🤖 AI Summary
Large language models struggle to simultaneously satisfy linguistic correctness, security requirements, and software engineering constraints when generating repository-scale Solidity smart contracts, and lack domain-specific evaluation benchmarks. This work introduces SolidityBench, the first comprehensive benchmark for repository-level Solidity code generation, along with SolidityScore, a novel semantic evaluation metric. The study systematically evaluates prominent models—including Qwen2.5-Coder, DeepSeek-Coder, and CodeLlama—under various prompting and adaptation strategies such as zero-shot prompting, chain-of-thought reasoning, in-context learning, retrieval-augmented generation, and supervised fine-tuning. Experimental results demonstrate that supervised fine-tuning with high-quality domain-specific data is most effective, successfully internalizing Solidity constraints into model parameters. Among non-parametric approaches, retrieval-augmented generation yields the best performance, while in-context learning degrades beyond two examples due to context saturation.
📝 Abstract
Large Language Models (LLMs) have shown strong capabilities in general-purpose code generation, but their effectiveness in specialized software domains remains underexplored. Solidity smart contracts represent a high-stakes domain where generated code must satisfy strict language-level, security, and software-engineering constraints. Existing benchmarks and metrics remain insufficient for repository-level Solidity generation, where models must synthesize complete contracts from natural language requirements. To address this gap, we introduce SolidityBench, a benchmark of 5,470 repository-level Solidity smart contracts paired with natural language descriptions.

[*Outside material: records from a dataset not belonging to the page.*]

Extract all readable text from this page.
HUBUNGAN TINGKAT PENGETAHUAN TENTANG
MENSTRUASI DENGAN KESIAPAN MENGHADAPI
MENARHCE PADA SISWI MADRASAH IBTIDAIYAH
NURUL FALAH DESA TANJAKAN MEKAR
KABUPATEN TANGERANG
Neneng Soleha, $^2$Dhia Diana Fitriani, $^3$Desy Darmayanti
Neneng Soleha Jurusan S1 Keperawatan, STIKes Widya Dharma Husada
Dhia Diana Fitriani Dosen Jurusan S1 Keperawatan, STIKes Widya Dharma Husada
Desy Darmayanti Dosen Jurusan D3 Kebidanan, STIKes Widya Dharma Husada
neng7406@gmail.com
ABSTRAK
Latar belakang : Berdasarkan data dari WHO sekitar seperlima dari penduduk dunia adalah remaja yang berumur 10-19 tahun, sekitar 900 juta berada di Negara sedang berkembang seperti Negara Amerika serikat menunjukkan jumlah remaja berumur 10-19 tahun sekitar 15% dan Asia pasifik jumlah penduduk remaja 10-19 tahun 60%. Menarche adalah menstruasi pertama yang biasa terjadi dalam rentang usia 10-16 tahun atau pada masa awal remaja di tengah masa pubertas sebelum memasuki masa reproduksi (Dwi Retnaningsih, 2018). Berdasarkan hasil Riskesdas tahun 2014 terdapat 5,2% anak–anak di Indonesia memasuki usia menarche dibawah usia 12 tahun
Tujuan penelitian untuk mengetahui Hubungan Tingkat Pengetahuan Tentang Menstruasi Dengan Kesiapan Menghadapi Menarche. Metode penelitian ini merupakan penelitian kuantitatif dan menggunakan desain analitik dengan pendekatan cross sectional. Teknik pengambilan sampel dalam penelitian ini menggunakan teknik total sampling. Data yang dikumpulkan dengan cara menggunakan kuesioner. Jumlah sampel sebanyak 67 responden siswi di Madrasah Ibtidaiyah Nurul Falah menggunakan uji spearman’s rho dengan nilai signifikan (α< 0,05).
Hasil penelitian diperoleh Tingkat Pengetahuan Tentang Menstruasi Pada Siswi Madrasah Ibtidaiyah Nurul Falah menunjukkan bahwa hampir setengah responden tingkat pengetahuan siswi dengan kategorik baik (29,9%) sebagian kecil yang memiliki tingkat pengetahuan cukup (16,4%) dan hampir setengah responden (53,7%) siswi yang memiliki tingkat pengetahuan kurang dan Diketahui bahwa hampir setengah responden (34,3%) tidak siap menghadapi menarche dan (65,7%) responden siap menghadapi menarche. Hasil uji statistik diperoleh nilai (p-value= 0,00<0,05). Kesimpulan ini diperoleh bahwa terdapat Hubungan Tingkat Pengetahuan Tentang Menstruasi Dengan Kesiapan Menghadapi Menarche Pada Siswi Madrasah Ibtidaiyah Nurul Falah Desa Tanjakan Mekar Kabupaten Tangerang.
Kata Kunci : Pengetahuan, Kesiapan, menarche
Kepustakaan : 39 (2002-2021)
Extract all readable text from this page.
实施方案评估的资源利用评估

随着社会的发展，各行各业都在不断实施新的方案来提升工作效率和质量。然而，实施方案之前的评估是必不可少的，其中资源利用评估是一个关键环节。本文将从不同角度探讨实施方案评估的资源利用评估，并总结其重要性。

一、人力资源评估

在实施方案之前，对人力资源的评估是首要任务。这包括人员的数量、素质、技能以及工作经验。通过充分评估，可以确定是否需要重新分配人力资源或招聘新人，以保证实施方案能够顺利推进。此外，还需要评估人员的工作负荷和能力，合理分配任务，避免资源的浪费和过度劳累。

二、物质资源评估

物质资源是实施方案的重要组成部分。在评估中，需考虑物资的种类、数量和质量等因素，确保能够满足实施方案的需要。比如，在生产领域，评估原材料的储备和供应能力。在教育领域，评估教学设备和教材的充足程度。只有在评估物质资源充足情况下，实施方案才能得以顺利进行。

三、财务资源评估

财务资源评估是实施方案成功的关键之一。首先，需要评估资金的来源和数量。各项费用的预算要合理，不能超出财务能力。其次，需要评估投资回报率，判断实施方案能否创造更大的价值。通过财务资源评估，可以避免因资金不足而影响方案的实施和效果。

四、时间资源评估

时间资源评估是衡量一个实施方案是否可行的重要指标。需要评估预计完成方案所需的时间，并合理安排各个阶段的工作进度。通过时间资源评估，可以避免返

We also propose SolidityScore, a Solidity-aware semantic metric that emphasizes domain-critical constructs such as security modifiers, contract declarations, and Solidity-specific keywords. Using this benchmark, we evaluate representative code LLMs, including Qwen2.5-Coder, DeepSeek-Coder, and CodeLlama, across zero-shot prompting, Chain-of-Thought reasoning, in-context learning, retrieval-augmented generation, and supervised fine-tuning. The results show that general-purpose models exhibit systematic structural deficiencies in repository-level Solidity generation. Among non-parametric methods, retrieval-augmented generation performs best, while in-context learning degrades beyond two examples due to context saturation. Supervised fine-tuning achieves the largest improvement by internalizing Solidity-specific constraints into model parameters. Overall, our study provides a comprehensive benchmark for repository-level Solidity code generation and shows that high-quality domain data combined with supervised fine-tuning is the most effective strategy for improving the reliability of LLM-generated smart contracts.